Justice Khanna, in his 74-page judgment, gave reasons for annulling the controversial scheme launched six years ago.
"The voters' right to know and access to information is far too important in a democratic set-up," he said, deprecating the flow of unaccounted money to political parties.
"While secret ballots are integral to fostering free and fair elections, transparency -- not secrecy -- in funding of political parties is a prerequisite for free and fair elections. The confidentiality of the voting booth does not extend to the anonymity in contributions to political parties," he said.
He said the right to vote is a 'constitutional and statutory right', grounded in Article 19(1)(a) (freedom of speech and expression) of the Constitution, as the casting of a vote amounts to expression of an opinion by the voter.
"The citizens' right to know stems from this very right, as meaningfully exercising choice by voting requires information.
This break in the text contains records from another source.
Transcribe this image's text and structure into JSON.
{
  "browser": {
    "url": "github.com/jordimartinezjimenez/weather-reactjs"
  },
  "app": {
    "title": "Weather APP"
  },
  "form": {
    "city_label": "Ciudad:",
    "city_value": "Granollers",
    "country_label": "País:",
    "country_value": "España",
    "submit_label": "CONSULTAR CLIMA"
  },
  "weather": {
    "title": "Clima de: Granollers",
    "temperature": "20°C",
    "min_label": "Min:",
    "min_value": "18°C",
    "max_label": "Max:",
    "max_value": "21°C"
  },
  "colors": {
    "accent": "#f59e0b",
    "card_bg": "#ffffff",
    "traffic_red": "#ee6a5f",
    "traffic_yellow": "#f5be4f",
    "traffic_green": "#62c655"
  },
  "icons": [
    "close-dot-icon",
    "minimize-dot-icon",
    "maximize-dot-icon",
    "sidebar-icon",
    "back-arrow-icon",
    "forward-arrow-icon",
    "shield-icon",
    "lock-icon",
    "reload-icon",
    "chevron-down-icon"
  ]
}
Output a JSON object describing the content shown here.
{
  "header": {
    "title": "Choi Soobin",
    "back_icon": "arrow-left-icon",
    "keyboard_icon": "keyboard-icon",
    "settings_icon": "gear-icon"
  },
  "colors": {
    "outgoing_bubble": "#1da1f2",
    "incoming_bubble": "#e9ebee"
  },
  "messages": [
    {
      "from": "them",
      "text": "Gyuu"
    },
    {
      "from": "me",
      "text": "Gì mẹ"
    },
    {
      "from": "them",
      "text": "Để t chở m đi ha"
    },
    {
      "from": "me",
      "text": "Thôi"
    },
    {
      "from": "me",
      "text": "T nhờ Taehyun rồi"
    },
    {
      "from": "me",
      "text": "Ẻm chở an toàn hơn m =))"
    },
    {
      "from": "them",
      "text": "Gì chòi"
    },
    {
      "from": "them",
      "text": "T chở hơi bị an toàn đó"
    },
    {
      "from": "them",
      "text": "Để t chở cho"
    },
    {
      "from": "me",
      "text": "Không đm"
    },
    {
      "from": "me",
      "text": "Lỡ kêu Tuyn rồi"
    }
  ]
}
Representatives elected as a result of the votes cast in their favour, enact new, and amend existing laws, and when in power, take policy decisions. Access to information which can materially shape the citizens' choice is necessary for them to have a say in how their lives are affected. Thus, the right to know is paramount for free and fair elections and democracy," Justice Khanna said.
Observing that political contributions for a quid pro quo may amount to money laundering, Justice Khanna held the scheme as 'unconstitutional' and ordered that it be stopped forthwith.
Concurring with the findings of the CJI, Justice Khanna set aside the amendments made in the Representation of the People Act, the Income Tax Act, the Companies Act of 2013 and the RBI Act which had paved the way for anonymous political funding through electoral bonds.
The apex court did not agree with the Centre's contention that matters of economic policy cannot be reviewed by the judiciary.
"I fully agree with the Chief Justice that the Scheme cannot be tested on the parameters applicable to economic policy. Matters of economic policy normally pertain to trade, business and commerce, whereas contributions to political parties relate to the democratic polity, citizens' right to know and accountability in our democracy," Justice Khanna said.
Justice Khanna dealt with the Centre's submission that donors of a political party often apprehend retribution from other parties or actors and so their identities be protected.
"I am of the opinion that retribution, victimisation or retaliation cannot by any stretch be treated as a legitimate aim. This will not satisfy the legitimate purpose of the proportionality test...," he said.
"This has to be checked and corrected. As it is a wrong, the wrong itself cannot be a justification or a purpose. The argument, therefore, suffers on the grounds of inconsistency and coherence as it seeks to perpetuate and accept the wrong rather than deal with the malady and correct it," he said.
Justice Khanna also rejected the argument that donors may like to keep their identity anonymous.
"When a donor goes to purchase a Bond, he has to provide full particulars and fulfil the KYC norms of the bank and his identity is then asymmetrically known to the person and the officers of the bank from where the Bond is purchased," he said.
Justice Khanna also noted that the RBI had objected to it on the ground that the bonds could change hands after they have been issued and, in fact, the scheme may enable the actual donor to not leave any 'traceability or money trail'.
He also dealt with aspects of money laundering in the judgement and said it can be undertaken in diverse ways.
"Political contributions for a quid pro quo may amount to money laundering, as defined under the Prevention of Money Laundering Act," he said.
Justice Khanna also referred to the observations made by the Financial Action Task Force that the signatory States are required to check money laundering on account of contributions made to political parties.